Estudo transversal realizado a partir dos dados do segundo ciclo do PMAQ-AB, ocorrido nos anos de 2013 e 2014, envolvendo 31.587 Equipes de Atenção Básica (EqAB), de todas as regiões do país. Para esse estudo, foram utilizados os dados contidos no módulo II, referente à avaliação externa e relacionado ao processo de trabalho das equipes, em que as perguntas são respondidas pelo coordenador e contém 750 perguntas. A coleta de dados do PMAQ-AB foi coordenada por um grupo de pesquisadores de universidades e instituições de pesquisa responsáveis pela avaliação externa, que treinou e acompanhou os entrevistadores de campo e supervisores da coleta de dados.

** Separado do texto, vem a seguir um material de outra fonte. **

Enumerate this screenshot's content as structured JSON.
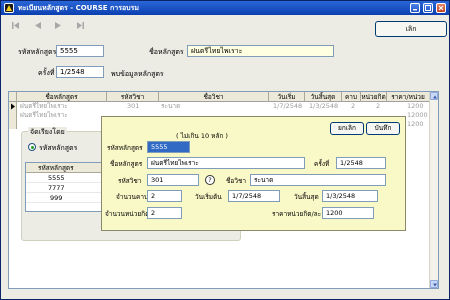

Fizeram parte do estudo 31.587 EqAB, no entanto, foram excluídas 1.809 equipes por motivos diversos: 713 não participaram de todo o ciclo de avaliação; 353 não cumpriram com os compromissos assumidos na contratualização e 743 obtiveram nota zero. O universo final analisado contemplou 29.778 equipes.

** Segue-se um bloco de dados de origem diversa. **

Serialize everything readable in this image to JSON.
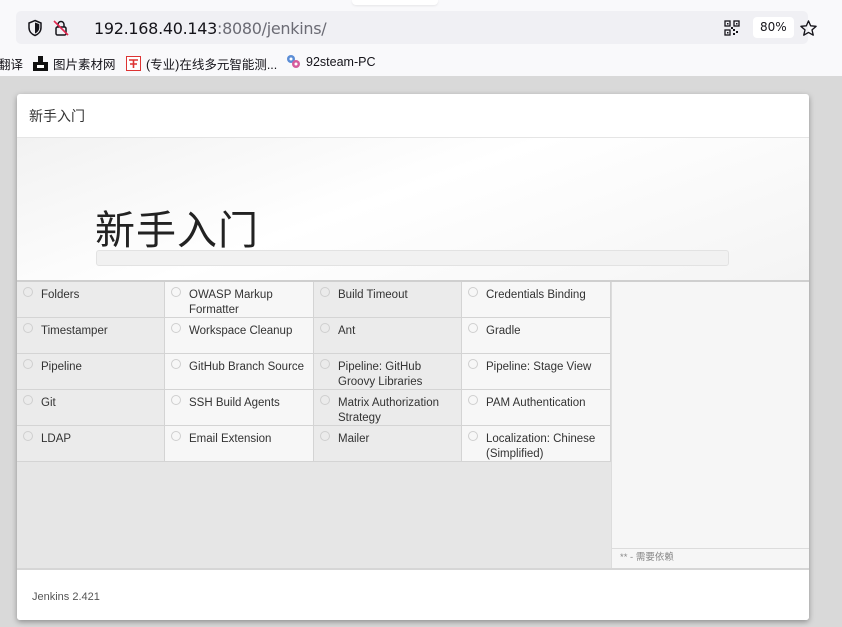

A partir desses dados, foram elaboradas duas tipologias: Estruturação da APS, a partir dos seus atributos essenciais (variável independente); e Qualidade da Assistência prestada na área da Saúde Mental (variável dependente). Na primeira tipologia utilizou-se a técnica Delphi para a consensualização das perguntas que poderiam compor cada atributo. Todos os itens do questionário foram condensados em duzentas e cinco (205) perguntas e, assim, foram enviadas para cinco pesquisadores com titulação de doutorado em Saúde Coletiva, autores de publicações em periódicos de referência nacional para o tema e vinculados a instituições de ensino superior em diferentes estados. O objetivo era que esses cientistas indicassem a qual atributo cada pergunta se referia. Esse processo excluiu 70 perguntas: 35 delas, os juízes definiram como “não se aplica” e as outras 35 faziam referência à SM e foram eliminadas para evitar colinearidade. Assim, foi possível construir um consenso, após quatro rodadas, permitindo isoladamente a avaliação de cada um dos quatro atributos essenciais da APS.

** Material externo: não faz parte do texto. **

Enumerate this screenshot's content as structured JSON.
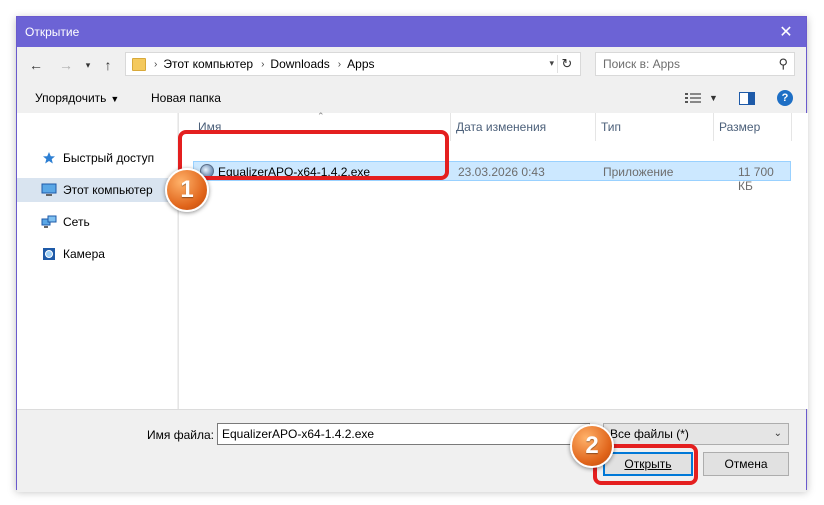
{
  "window": {
    "title": "Открытие",
    "close_glyph": "✕"
  },
  "address": {
    "breadcrumbs": [
      "Этот компьютер",
      "Downloads",
      "Apps"
    ],
    "search_placeholder": "Поиск в: Apps"
  },
  "toolbar": {
    "organize_label": "Упорядочить",
    "new_folder_label": "Новая папка"
  },
  "nav": {
    "items": [
      {
        "label": "Быстрый доступ",
        "icon": "star-icon",
        "selected": false
      },
      {
        "label": "Этот компьютер",
        "icon": "computer-icon",
        "selected": true
      },
      {
        "label": "Сеть",
        "icon": "network-icon",
        "selected": false
      },
      {
        "label": "Камера",
        "icon": "camera-icon",
        "selected": false
      }
    ]
  },
  "columns": [
    "Имя",
    "Дата изменения",
    "Тип",
    "Размер"
  ],
  "files": [
    {
      "name": "EqualizerAPO-x64-1.4.2.exe",
      "date": "23.03.2026 0:43",
      "type": "Приложение",
      "size": "11 700 КБ",
      "selected": true
    }
  ],
  "bottom": {
    "filename_label": "Имя файла:",
    "filename_value": "EqualizerAPO-x64-1.4.2.exe",
    "filetype_value": "Все файлы (*)",
    "open_label": "Открыть",
    "cancel_label": "Отмена"
  },
  "annotations": {
    "step1": "1",
    "step2": "2"
  },
  "colors": {
    "titlebar": "#6c63d5",
    "selection": "#cce8ff",
    "highlight": "#e41f1f",
    "badge": "#e0641a"
  }
}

O Quadro expressa de forma sintética a relação entre cada Atributo Essencial da APS e os conteúdos das questões utilizadas no PMAQ-AB, de acordo com o consenso definido pelos especialistas.

Para a tipologia da Qualidade da atenção prestada em saúde mental, foram identificadas 35 perguntas no formulário II PMAQ-AB, quecontemplam o acolhimento, a consulta, o acompanhamento, a solicitação de exames, a prescrição de psicotrópicos, o encaminhamento para os serviços especializados e a abordagem multiprofissional dos trabalhadores do NASF com as equipes. Também foram realizadas perguntas mais detalhadas sobre o processo de trabalho dos profissionais,, envolvendo tratamento, promoção, prevenção, redução de danos e a reabilitação da saúde aos portadores de sofrimento psíquico e aos usuários de álcool e outras drogas. Construídas as duas tipologias, as questões foram somadas e os índices, categorizados (Quadro).

Quadro
Lista de conteúdos do PMAQ-AB relacionados a cada atributo essencial da APS – consenso dos especialistas.

As duas tipologias (atributos e saúde mental) tiveram seus índices categorizados em três cenários, para expressar os níveis baixo (0–32,99%), médio (33–65,99%) e alto (66–100%). Os atributos essenciais expressos em sua categoria são Integralidade, Coordenalção, Longitudinalidade e Primeiro Contato, além ainda de uma variável geral, a APS, resultante da soma das outra quatro que compõem essa tipologia. Para efeito de pontuação, as 18 variáveis politômicas da segunda tipologia foram recodificadas como dicotômicas em suas respostas (1 = sim e 0 = não/não sabe/não se aplica/não respondeu).

Na análise descritiva, as EqAB foram distribuídas conforme a estruturação da assistência em saúde mental, os atributos essenciais e geral da APS, além da classificação por regiões. Para investigar as associações, foram realizadas análises de regressão logística multinomial, tendo como variável dependente a qualidade da assistência prestada em SM e, como variável independente, os atributos da APS. O cenário de Baixa Estruturação de SM foi assumido como categoria de referência e, portanto, as categorias das tipologias foram dicotomizadas em baixo e médio/alto.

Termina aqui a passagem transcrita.